Ci saranno ulteriori implementazioni?
In una prospettiva evolutiva, stiamo valutando l’estensione dell’utilizzo dell’AI anche verso ambiti creativi e di prodotto, come la generazione assistita delle etichette vino. Si tratta di un percorso che intendiamo esplorare attraverso modelli generativi dedicati, con l’obiettivo di supportare il lavoro dei team marketing e design. Queste tecnologie potrebbero accelerare la creazione di bozze, varianti grafiche e proposte personalizzate, integrandole con dati tecnici, requisiti normativi e identità di brand. L’obiettivo non è sostituire la creatività umana, ma potenziarla, offrendo strumenti capaci di aumentare velocità, qualità e coerenza dei materiali prodotti.
Come vedete il futuro dell’AI nel vostro settore?
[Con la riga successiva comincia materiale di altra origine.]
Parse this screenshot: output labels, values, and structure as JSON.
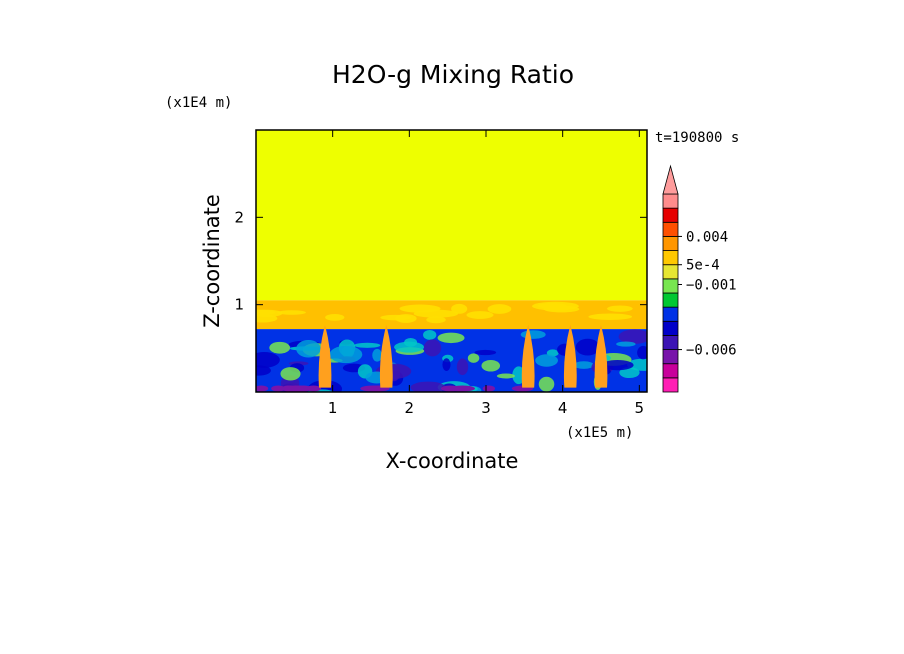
{
  "chart_data": {
    "type": "heatmap",
    "title": "H2O-g Mixing Ratio",
    "xlabel": "X-coordinate",
    "ylabel": "Z-coordinate",
    "x_scale_label": "(x1E5 m)",
    "y_scale_label": "(x1E4 m)",
    "time_label": "t=190800 s",
    "xlim": [
      0,
      5.1
    ],
    "ylim": [
      0,
      3
    ],
    "x_ticks": [
      {
        "value": 1,
        "label": "1"
      },
      {
        "value": 2,
        "label": "2"
      },
      {
        "value": 3,
        "label": "3"
      },
      {
        "value": 4,
        "label": "4"
      },
      {
        "value": 5,
        "label": "5"
      }
    ],
    "y_ticks": [
      {
        "value": 1,
        "label": "1"
      },
      {
        "value": 2,
        "label": "2"
      }
    ],
    "layers": [
      {
        "z_range": [
          1.05,
          3.0
        ],
        "color": "#eeff00"
      },
      {
        "z_range": [
          0.72,
          1.05
        ],
        "color": "#ffc000"
      },
      {
        "z_range": [
          0.0,
          0.72
        ],
        "color": "#0032e6"
      }
    ],
    "plumes_x": [
      0.9,
      1.7,
      3.55,
      4.1,
      4.5
    ],
    "colorbar": {
      "colors": [
        "#ff1eb4",
        "#c8009b",
        "#7814aa",
        "#3c14b4",
        "#0000c8",
        "#0032e6",
        "#00c832",
        "#78e650",
        "#e6e632",
        "#ffc800",
        "#ff9600",
        "#ff5000",
        "#e60000",
        "#ff8c8c"
      ],
      "extend_top_color": "#ff9c9c",
      "labels": [
        {
          "text": "0.004",
          "level": 11
        },
        {
          "text": "5e-4",
          "level": 9
        },
        {
          "text": "−0.001",
          "level": 7.6
        },
        {
          "text": "−0.006",
          "level": 3
        }
      ]
    }
  }
}
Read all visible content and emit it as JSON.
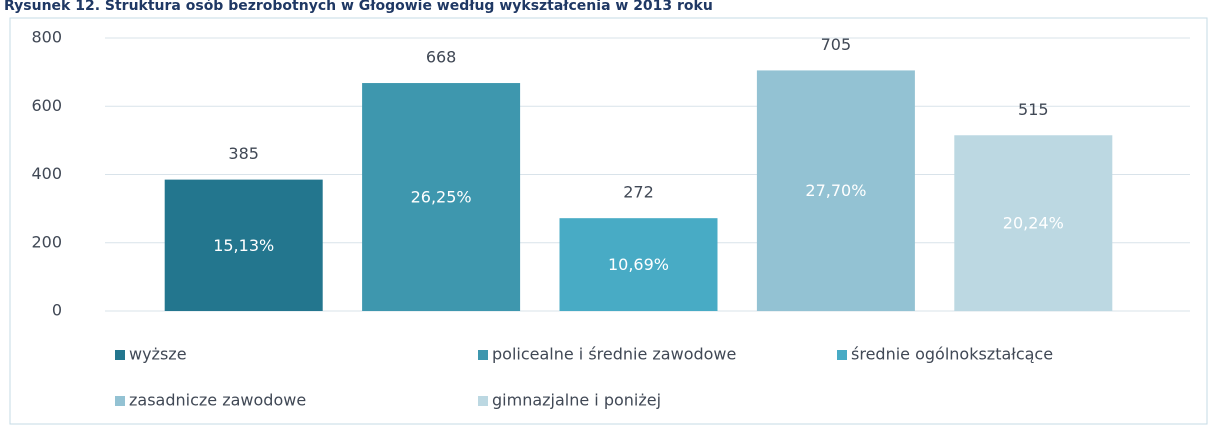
{
  "chart_data": {
    "type": "bar",
    "title": "Rysunek 12. Struktura osób bezrobotnych w Głogowie według wykształcenia w 2013 roku",
    "categories": [
      "wyższe",
      "policealne i średnie zawodowe",
      "średnie ogólnokształcące",
      "zasadnicze zawodowe",
      "gimnazjalne i poniżej"
    ],
    "values": [
      385,
      668,
      272,
      705,
      515
    ],
    "percent_labels": [
      "15,13%",
      "26,25%",
      "10,69%",
      "27,70%",
      "20,24%"
    ],
    "colors": [
      "#23768e",
      "#3e97ae",
      "#48abc5",
      "#93c2d3",
      "#bcd8e2"
    ],
    "ylim": [
      0,
      800
    ],
    "yticks": [
      0,
      200,
      400,
      600,
      800
    ],
    "grid": true,
    "legend": "bottom"
  }
}
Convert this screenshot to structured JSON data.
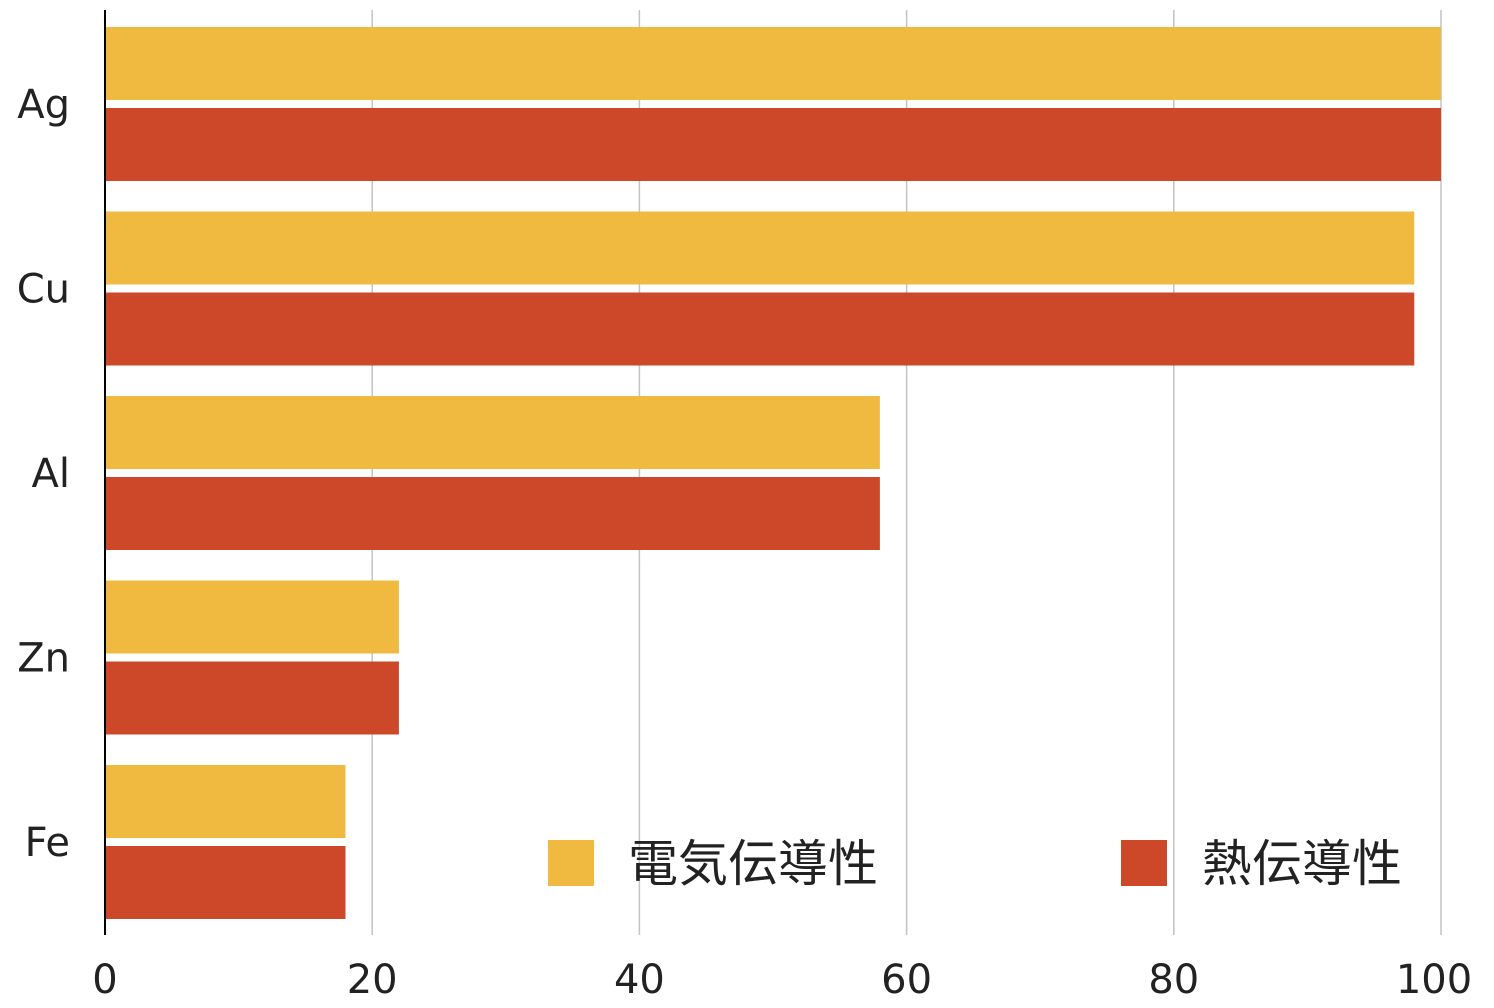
{
  "chart_data": {
    "type": "bar",
    "orientation": "horizontal",
    "categories": [
      "Ag",
      "Cu",
      "Al",
      "Zn",
      "Fe"
    ],
    "series": [
      {
        "name": "電気伝導性",
        "color": "#F0BA41",
        "values": [
          100,
          98,
          58,
          22,
          18
        ]
      },
      {
        "name": "熱伝導性",
        "color": "#CC4828",
        "values": [
          100,
          98,
          58,
          22,
          18
        ]
      }
    ],
    "xlim": [
      0,
      100
    ],
    "xticks": [
      0,
      20,
      40,
      60,
      80,
      100
    ],
    "xtick_labels": [
      "0",
      "20",
      "40",
      "60",
      "80",
      "100"
    ],
    "grid": "vertical",
    "legend_position": "bottom-right, inside plot"
  }
}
L’AI rappresenta un ulteriore motore di trasformazione trasversale: capace di ottimizzare processi, abilitare nuove modalità di lavoro e aprire la strada a forme innovative di progettazione e valorizzazione del prodotto. Un’evoluzione che si affianca al percorso già avviato e che accompagna il settore vitivinicolo verso un modello sempre più efficiente, competitivo e orientato al futuro. In definitiva, l’AI non modifica il vino in sé, ma eleva la qualità industriale e la competitività dell’azienda che quel vino lo produce.
Infine, la piena adozione di queste tecnologie passa inevitabilmente attraverso una fase iniziale di test, adattamento e calibratura, necessaria per integrarle in modo efficace nei flussi e nei processi aziendali. Solo dopo questo passaggio si possono esprimere tutto il loro valore e il loro potenziale transformativo.